50 years without Pablo Picasso

More than fifty exhibitions around the world, including 16 in Spain, will host the exhibition for the 50th anniversary of the death of the renowned painter from Malaga Pablo Picasso. Among the five Spanish cities selected for the bulk of the celebration are Malaga, Madrid, Barcelona, ​​A Coruña and Bilbao.

For that reason, the Spanish Tourist Office in Buenos Aires presented this week, at the Spanish Embassy, “Picasso Celebration 1973-2023” thus beginning a series of activities that Turespaña will take place over the next few months in cities in Europe, America and Asia to publicize the vast work of the artist.

The Spanish Tourism Minister roque gonzalez, advanced a series of events at the local level in reference to this event. Among them a joint initiative between plastic artists from Malaga and Buenos Aires to make an urban intervention, possibly a large-scale mural, next year in the Argentine capital.

For his part, the minister Embassy Counselor, Luis Tejada, detailed how the governments of Spain and France have developed a joint program for this anniversary “of a universal artist that both countries feel is their own.” He also urged active participation in the rich cultural program, highlighting the city of Malaga for its cultural imprint.

Born in Malaga in 1881 with the name Pablo Diego Jose Francisco de Paula Juan Nepomuceno Maria de los Remedios Cipriano de la Santisima Trinidad Ruiz y Picasso He was the benchmark of the world artistic avant-garde, from his period within the cubist movement until his consecration during his exile in French territory. His vocational activity developed both in painting and in drawing, engraving and sculpture.

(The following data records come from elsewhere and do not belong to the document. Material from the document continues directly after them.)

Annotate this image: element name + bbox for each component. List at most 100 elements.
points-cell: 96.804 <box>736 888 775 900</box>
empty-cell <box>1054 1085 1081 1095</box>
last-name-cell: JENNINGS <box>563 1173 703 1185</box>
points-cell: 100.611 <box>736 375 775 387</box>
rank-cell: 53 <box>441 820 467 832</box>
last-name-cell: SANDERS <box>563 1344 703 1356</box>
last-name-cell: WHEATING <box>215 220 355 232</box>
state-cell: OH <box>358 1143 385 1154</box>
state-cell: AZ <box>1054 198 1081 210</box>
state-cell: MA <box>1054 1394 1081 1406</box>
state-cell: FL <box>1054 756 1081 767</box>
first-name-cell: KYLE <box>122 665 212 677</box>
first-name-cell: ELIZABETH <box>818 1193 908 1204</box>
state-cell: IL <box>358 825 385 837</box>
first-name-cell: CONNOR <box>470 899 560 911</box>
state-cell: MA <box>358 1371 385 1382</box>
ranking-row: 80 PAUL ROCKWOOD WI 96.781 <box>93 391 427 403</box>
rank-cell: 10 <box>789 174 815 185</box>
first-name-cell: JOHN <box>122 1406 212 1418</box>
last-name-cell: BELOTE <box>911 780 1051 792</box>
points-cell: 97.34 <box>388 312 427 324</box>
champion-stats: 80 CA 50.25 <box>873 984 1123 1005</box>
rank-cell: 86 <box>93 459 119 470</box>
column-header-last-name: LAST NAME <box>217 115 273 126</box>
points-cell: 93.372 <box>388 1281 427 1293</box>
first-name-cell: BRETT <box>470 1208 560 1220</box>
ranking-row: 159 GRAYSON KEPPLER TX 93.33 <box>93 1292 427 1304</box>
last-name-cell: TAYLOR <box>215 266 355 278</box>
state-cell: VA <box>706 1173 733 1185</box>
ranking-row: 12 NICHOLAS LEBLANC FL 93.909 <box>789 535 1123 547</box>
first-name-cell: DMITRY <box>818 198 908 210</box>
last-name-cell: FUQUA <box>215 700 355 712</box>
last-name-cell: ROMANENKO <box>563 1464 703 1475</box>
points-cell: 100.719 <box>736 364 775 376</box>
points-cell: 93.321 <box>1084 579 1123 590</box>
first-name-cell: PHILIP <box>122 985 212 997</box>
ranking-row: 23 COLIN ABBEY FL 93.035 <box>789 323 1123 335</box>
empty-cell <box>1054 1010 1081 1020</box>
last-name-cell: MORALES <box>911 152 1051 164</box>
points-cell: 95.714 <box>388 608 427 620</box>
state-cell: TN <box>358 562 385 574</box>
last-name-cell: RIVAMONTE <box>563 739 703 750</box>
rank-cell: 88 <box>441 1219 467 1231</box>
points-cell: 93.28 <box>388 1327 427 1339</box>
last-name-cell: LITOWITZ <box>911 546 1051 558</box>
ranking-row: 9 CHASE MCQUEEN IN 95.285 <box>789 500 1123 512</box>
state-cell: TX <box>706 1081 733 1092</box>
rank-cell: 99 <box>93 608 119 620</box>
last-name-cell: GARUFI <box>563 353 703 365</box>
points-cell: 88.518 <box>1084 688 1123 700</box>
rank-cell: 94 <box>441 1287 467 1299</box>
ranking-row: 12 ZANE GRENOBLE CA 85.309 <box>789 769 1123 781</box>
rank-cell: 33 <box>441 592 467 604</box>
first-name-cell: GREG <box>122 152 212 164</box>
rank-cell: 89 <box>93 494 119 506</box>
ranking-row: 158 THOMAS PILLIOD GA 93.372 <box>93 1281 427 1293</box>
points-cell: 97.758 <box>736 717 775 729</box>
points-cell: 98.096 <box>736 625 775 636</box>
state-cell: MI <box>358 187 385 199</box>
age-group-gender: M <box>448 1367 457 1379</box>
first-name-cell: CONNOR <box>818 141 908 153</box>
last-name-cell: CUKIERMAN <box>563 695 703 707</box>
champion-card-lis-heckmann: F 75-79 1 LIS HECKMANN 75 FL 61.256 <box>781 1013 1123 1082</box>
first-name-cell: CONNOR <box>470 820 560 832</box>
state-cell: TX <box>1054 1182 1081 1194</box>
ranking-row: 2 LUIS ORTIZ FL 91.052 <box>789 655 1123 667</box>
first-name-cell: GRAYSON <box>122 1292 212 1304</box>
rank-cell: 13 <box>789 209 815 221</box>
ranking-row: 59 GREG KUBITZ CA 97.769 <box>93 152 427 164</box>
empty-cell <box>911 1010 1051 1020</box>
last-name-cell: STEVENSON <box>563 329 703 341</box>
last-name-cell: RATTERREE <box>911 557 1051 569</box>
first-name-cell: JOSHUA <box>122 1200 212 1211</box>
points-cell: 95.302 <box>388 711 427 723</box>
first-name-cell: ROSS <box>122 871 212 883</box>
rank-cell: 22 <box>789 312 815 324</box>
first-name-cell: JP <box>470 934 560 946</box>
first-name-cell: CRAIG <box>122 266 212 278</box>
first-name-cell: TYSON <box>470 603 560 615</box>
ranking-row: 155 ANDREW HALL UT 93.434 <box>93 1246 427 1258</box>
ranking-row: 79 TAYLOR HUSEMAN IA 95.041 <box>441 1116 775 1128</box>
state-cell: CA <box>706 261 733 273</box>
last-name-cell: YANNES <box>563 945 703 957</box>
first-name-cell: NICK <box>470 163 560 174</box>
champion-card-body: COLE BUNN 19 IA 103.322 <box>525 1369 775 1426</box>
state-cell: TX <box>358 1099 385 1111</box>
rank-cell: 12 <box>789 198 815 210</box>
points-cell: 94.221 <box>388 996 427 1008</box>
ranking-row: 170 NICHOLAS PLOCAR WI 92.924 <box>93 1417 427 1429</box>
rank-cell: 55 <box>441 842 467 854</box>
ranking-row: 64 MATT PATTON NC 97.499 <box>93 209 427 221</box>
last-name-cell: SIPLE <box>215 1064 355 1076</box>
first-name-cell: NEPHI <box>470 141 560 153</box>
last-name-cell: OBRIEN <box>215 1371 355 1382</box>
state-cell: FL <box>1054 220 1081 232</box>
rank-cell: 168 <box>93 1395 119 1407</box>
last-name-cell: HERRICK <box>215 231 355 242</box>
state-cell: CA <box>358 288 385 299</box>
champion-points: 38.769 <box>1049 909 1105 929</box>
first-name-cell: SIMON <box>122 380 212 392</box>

Considered a pacifist activist and a staunch communist militant, Pablo Picasso portrayed barbarism in the most stark times of Europe. A famous anecdote, not verified, has him as the protagonist when some Nazi soldiers entered his atelierlocated in France, and visualized the “Guernica”. One of the soldiers asked the artist “who did this?” and Picasso replied: “You”.

The famous painting about the bombing that occurred in 1937 during the Spanish Civil War is on permanent display at the Reina Sofia Museum of Madrid. Prolific and committed, the work of hundreds of his works continue to be quoted (and falsified) to this day. The master of plastic arts died at his French spa residence in Mougins at the age of 91. However, his family childhood in Malaga still recognizes him as part of the landscape of the place. In 2008, the statue of the distinguished local painter was inaugurated in one of its main squares.

Pablo Picasso Statue

Ana María Molina, representing the tourism area of ​​the Malaga City Council, made reference to the centrality of the Mediterranean city in these celebrations. She also pointed out that this is the only city with two museums dedicated exclusively to the artist; the Birthplace Museum where you can relive your childhood and see the earliest works and the Picasso museum with more than 200 works in permanent and temporary collection. These institutions have turned the Andalusian city into a cultural destination.